Sunday, December 21, 2008

Online privacy? Nah...

When browsing the web, especially if you use Google, Microsoft Internet Explorer, or Yahoo, you're leaving more than cookie crumbs behind.

In a blog on 12/18/08, writer David Kravets explored Yahoo's recent announcement that they would keep user date for only 3 months, instead of 13 months. Google keeps users search data for 9 months and Microsoft for 18 months.

As a computer consultant, I've always explained that the data collected when we use the web and search engines was aggregated, so maybe they can dig through the data and know how many people in your zip code shop online for a Chevy. But now, with advanced technology and plenty of money, these firms are mining for data to a degree beyond what we ever imagined. They now put everything together in a profile for, in the case of this graphic, a 37-year-old male web user.
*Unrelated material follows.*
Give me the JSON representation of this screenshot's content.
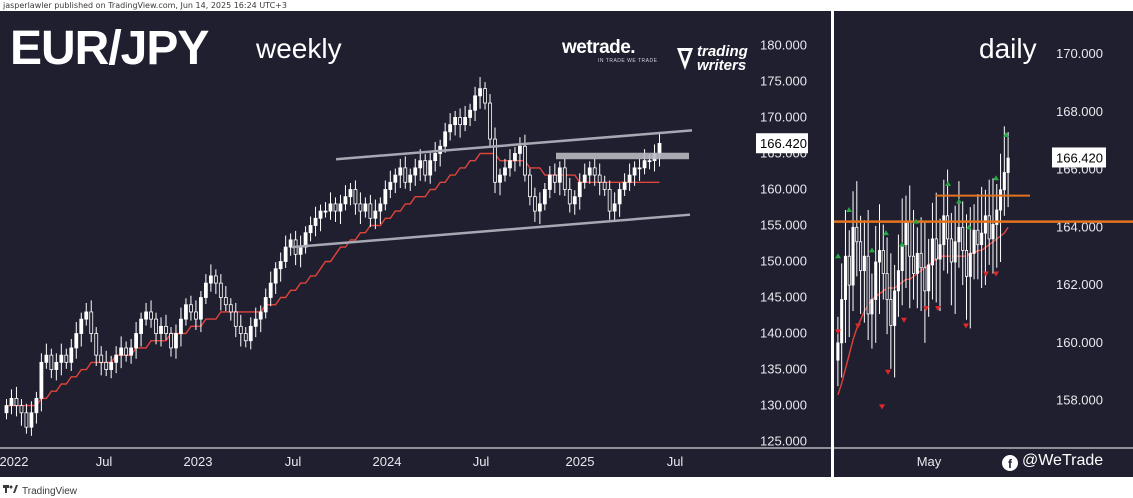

Because all of our web usage can be traced back to an internet protocol (IP) address, I don't doubt that its possible to trace such a specific profile back to a unique user. If the data is out there, I don't believe privacy rights are enough to keep our usage patterns private.

Kravets' report provides a link to a Yahoo paper entitled "Squeeze Every Drop of Meaning from Data,", and a presentation made by Yahoo about the ability to gather massive amounts of data, all for the purpose of helping gain ad revenue from advertisers delighted to have such precise profiles of their target audience.